He's got one hip leaned against the sink and his eyes intent on my face. It's getting on towards night, and I should be going soon. Somehow, it feels like we've got all the time in the world.
One hand, cupping my cheek. A tired, serious look. "Goodbye." he says.
"Do you ever wonder about people you meet when you fall asleep?"
I'm helping him move a sofa into this new apartment, and it's the most bizarre shit I've ever thought to say midway through changing apartments. "No," he says. "Lift that end a little bit higher."
All the way up the stairs, this place doesn't have an elevator. Beautiful garden views, though, a veritable lush jungle in this quiet neighborhood. I didn't expect him to have a place this nice, never mind helping him with the goddamn behemoth in the living room.
He's already busy rearranging things when I leave. On the way out, I grab a bird of paradise from one of the bushes. I lose it before I get home.
It's a foggy Tuesday evening, and I'm only halfway down Lake Street when it starts rolling in like a Victorian novel. Everything has gone dreamy and indistinct, even from the windows of the 14 bus to downtown. Leaning my head against the glass, I just let it go by in a blur.
There's a meeting tonight in one of the great office buildings; when I sit down at the conference table, he's already across from me with my portfolio.
He doesn't say anything through the entire affair.
He helped me move once, into this old industrial space, but it was done quickly, like he was discharging a favor and couldn't wait to get away. I was more interested in setting up my computer desk anyhow.
On our way to fireworks again. Laughter between friends, and we stop in at the bookstore, admiring the various small statues and other nonsense crystals stacked between the cheap new-agey bits. Upstairs, they've got more of the really nice terracotta masks alongside a worn and battered selection of older classics. Kneeling, I inspect a few.
I hear him coming up the stairs. "Cass?" he asks, though I suspect he knows I'm here.
I stay kneeling down before the masks just a little while longer, savoring the quiet up here in the shelves.
We usually don't talk much. The last time we had a full conversation was years ago, and we never talk about each other, or ourselves beyond inconsequentials.
In any case, I never see him when I'm awake.
For once, I'm walking faster than him, and he's not too eager to catch up. It's late; I need to get home. I glance back, and sometimes he's alone, sometimes he's with others. When I turn around one more time to smile at him, he's gone.
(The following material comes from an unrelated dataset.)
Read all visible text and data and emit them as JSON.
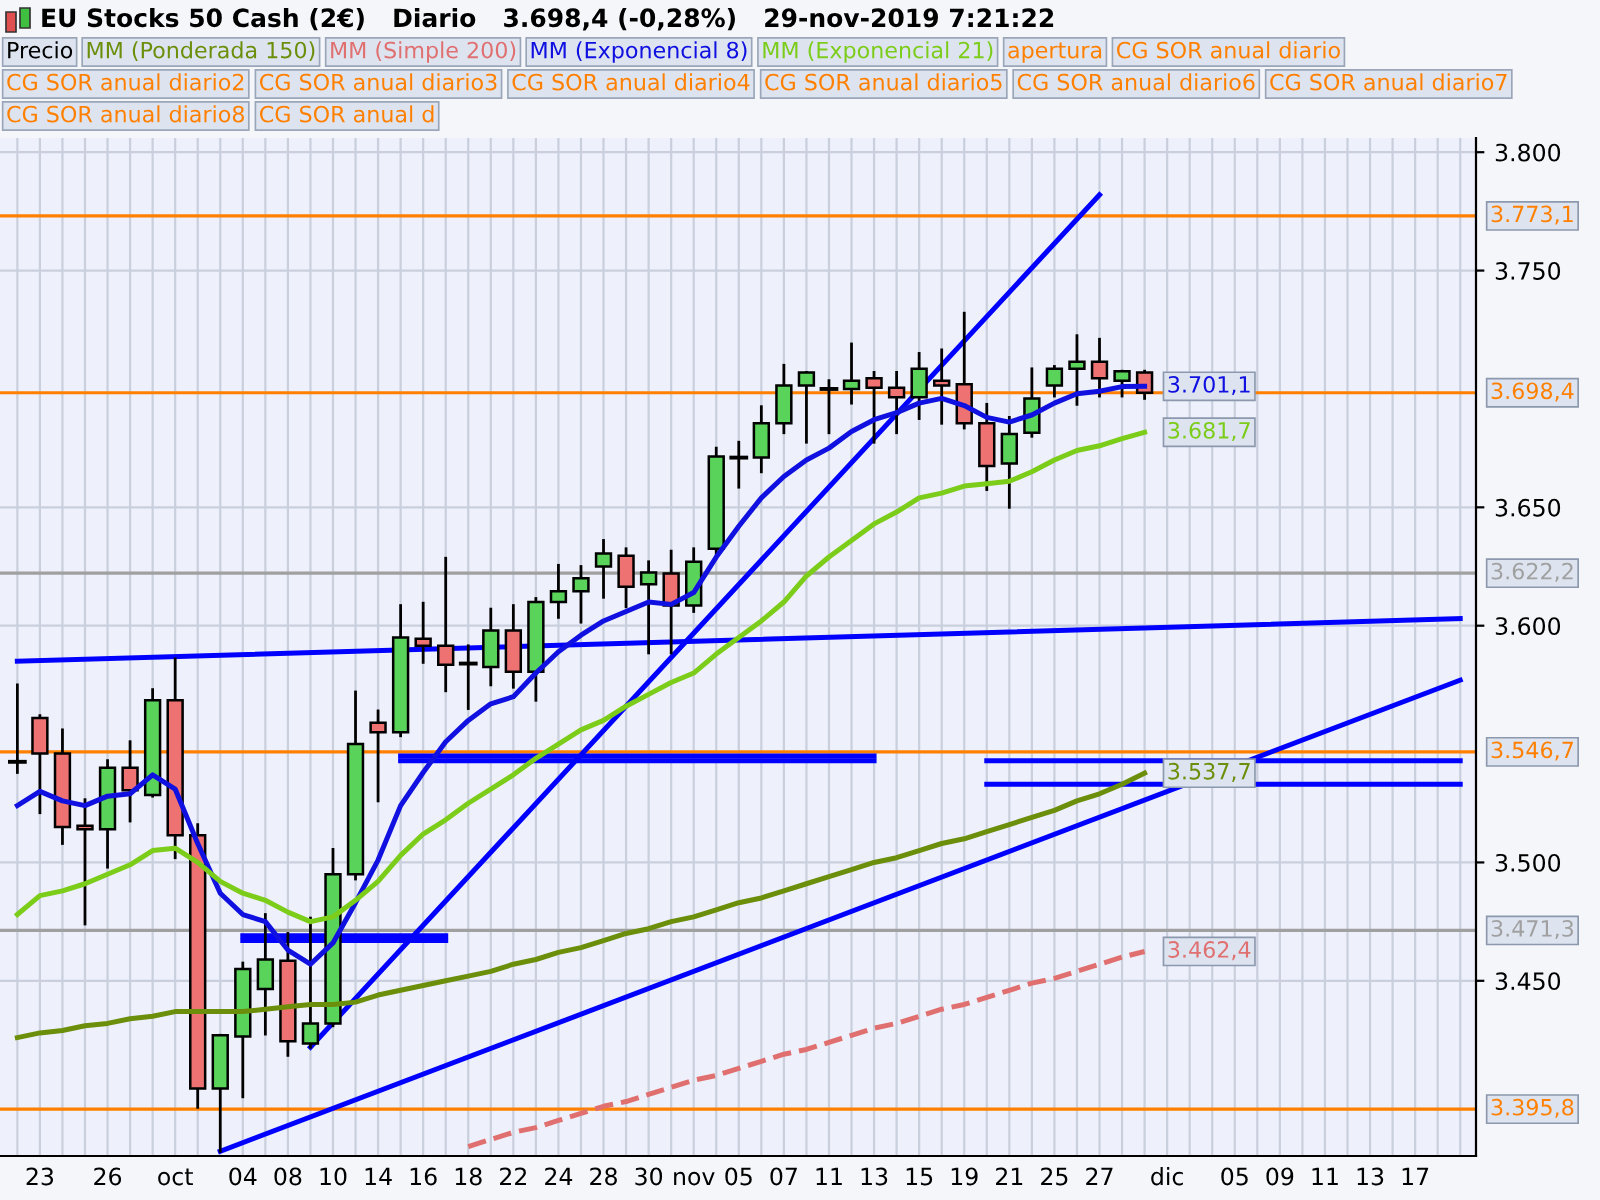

A cabin in the woods, his dad's place, and his sister lives there too. Prefab, seventies sort of place: shag carpeting in the living spaces, linoleum in the kitchen, dark beams of wood overhead, lining the ceiling. The kitchen is filled with cast iron; his room is full of bookshelves.
It's uncomfortable between us as it rarely is; he doesn't want me here, and he's lending me the use of a single to crash on before I'm supposed to move on.
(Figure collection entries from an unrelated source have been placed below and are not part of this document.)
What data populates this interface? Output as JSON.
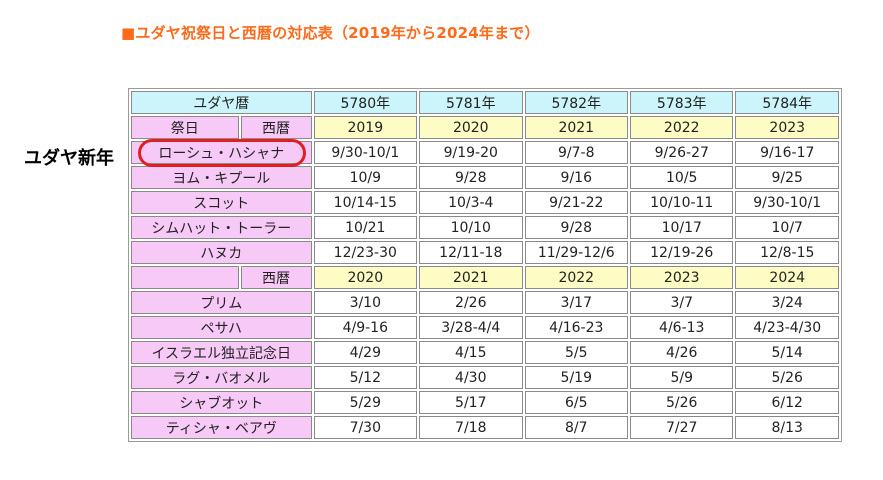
{
  "title": "■ユダヤ祝祭日と西暦の対応表（2019年から2024年まで）",
  "side_label": "ユダヤ新年",
  "table": {
    "hebrew_calendar_label": "ユダヤ暦",
    "hebrew_years": [
      "5780年",
      "5781年",
      "5782年",
      "5783年",
      "5784年"
    ],
    "festival_label": "祭日",
    "gregorian_label": "西暦",
    "gregorian_years_1": [
      "2019",
      "2020",
      "2021",
      "2022",
      "2023"
    ],
    "gregorian_years_2": [
      "2020",
      "2021",
      "2022",
      "2023",
      "2024"
    ],
    "section1_rows": [
      {
        "name": "ローシュ・ハシャナ",
        "values": [
          "9/30-10/1",
          "9/19-20",
          "9/7-8",
          "9/26-27",
          "9/16-17"
        ]
      },
      {
        "name": "ヨム・キプール",
        "values": [
          "10/9",
          "9/28",
          "9/16",
          "10/5",
          "9/25"
        ]
      },
      {
        "name": "スコット",
        "values": [
          "10/14-15",
          "10/3-4",
          "9/21-22",
          "10/10-11",
          "9/30-10/1"
        ]
      },
      {
        "name": "シムハット・トーラー",
        "values": [
          "10/21",
          "10/10",
          "9/28",
          "10/17",
          "10/7"
        ]
      },
      {
        "name": "ハヌカ",
        "values": [
          "12/23-30",
          "12/11-18",
          "11/29-12/6",
          "12/19-26",
          "12/8-15"
        ]
      }
    ],
    "section2_rows": [
      {
        "name": "プリム",
        "values": [
          "3/10",
          "2/26",
          "3/17",
          "3/7",
          "3/24"
        ]
      },
      {
        "name": "ペサハ",
        "values": [
          "4/9-16",
          "3/28-4/4",
          "4/16-23",
          "4/6-13",
          "4/23-4/30"
        ]
      },
      {
        "name": "イスラエル独立記念日",
        "values": [
          "4/29",
          "4/15",
          "5/5",
          "4/26",
          "5/14"
        ]
      },
      {
        "name": "ラグ・バオメル",
        "values": [
          "5/12",
          "4/30",
          "5/19",
          "5/9",
          "5/26"
        ]
      },
      {
        "name": "シャブオット",
        "values": [
          "5/29",
          "5/17",
          "6/5",
          "5/26",
          "6/12"
        ]
      },
      {
        "name": "ティシャ・ベアヴ",
        "values": [
          "7/30",
          "7/18",
          "8/7",
          "7/27",
          "8/13"
        ]
      }
    ]
  },
  "colors": {
    "title": "#ff6a1a",
    "header_cyan": "#ccf5fb",
    "label_pink": "#f7c9f7",
    "year_yellow": "#fcfcc4",
    "festival_text": "#3a3acc",
    "highlight_ring": "#e02020"
  }
}
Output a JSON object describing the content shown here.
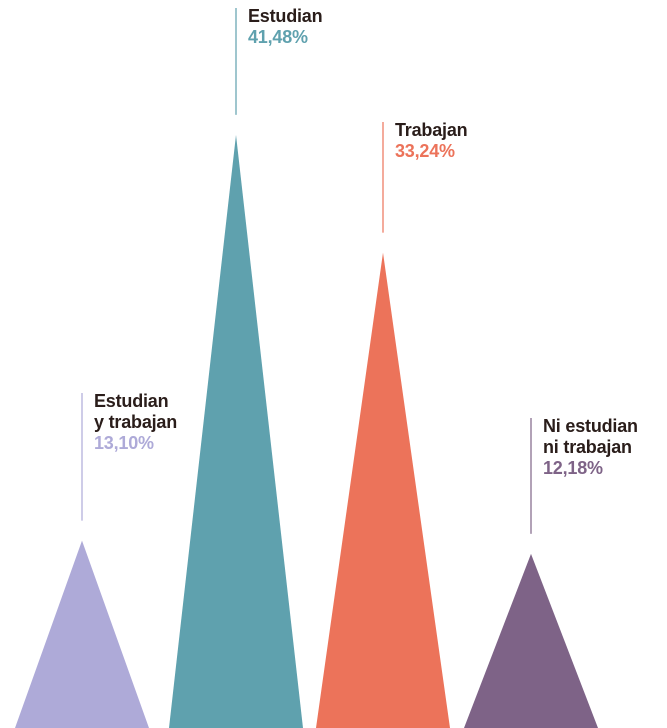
{
  "chart_data": {
    "type": "triangle",
    "categories": [
      "Estudian\ny trabajan",
      "Estudian",
      "Trabajan",
      "Ni estudian\nni trabajan"
    ],
    "values": [
      13.1,
      41.48,
      33.24,
      12.18
    ],
    "value_labels": [
      "13,10%",
      "41,48%",
      "33,24%",
      "12,18%"
    ],
    "colors": [
      "#aeaad8",
      "#5fa1ae",
      "#ec735a",
      "#7e6387"
    ]
  }
}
When he leaves to go take care of something, I don't see him again in that house.
Less than a month later.
He's visiting me in Ashburn. (he never visits.)
Not going out to eat, on his insistence. I come out of the shower, and he's in the middle of deboning a chicken for soup. I watch him for a while, and he hands me the carcass. Still plenty of meat on it. Unusually messy for him, I think, and I'm annoyed.
"You're making soup?"
"Yeah."
It's storming outside, around morning, he's in on a redeye. (he never flies.)
When I look down at the mangled chicken, he vanishes.
Another one. The next night. I don't understand.
Same trip, same place, more continuity. We're having uncomfortable, stilted conversation. He's playing with a knife while watching me flopped out on the bed on my stomach. When I begin pulling my clothes off, he stalks out, visibly pissed off.
I keep dreaming up this man I've never met, who doesn't exist, who shares aspects of other people I've known and loved. Our conversation continues on, back and forth, we fall into step, or out of step, like I've known him for years, though I never really have. Sometimes, it's oddly like he knows this isn't real, as if somewhere else, someone is coming awake with these same remembrances, these same memories of things that never happened. Sometimes, he has my face. Sometimes he has yours. Sometimes, he seems unaware, and I feel guilty; other times, he knows he's dreaming, and he's unhappy for it.
When I wake up, I feel lost and guilty; when I forget pieces of the dreams, as I inevitably must, I feel vaguely like I'm committing murder, and that when I wake up, he is dead.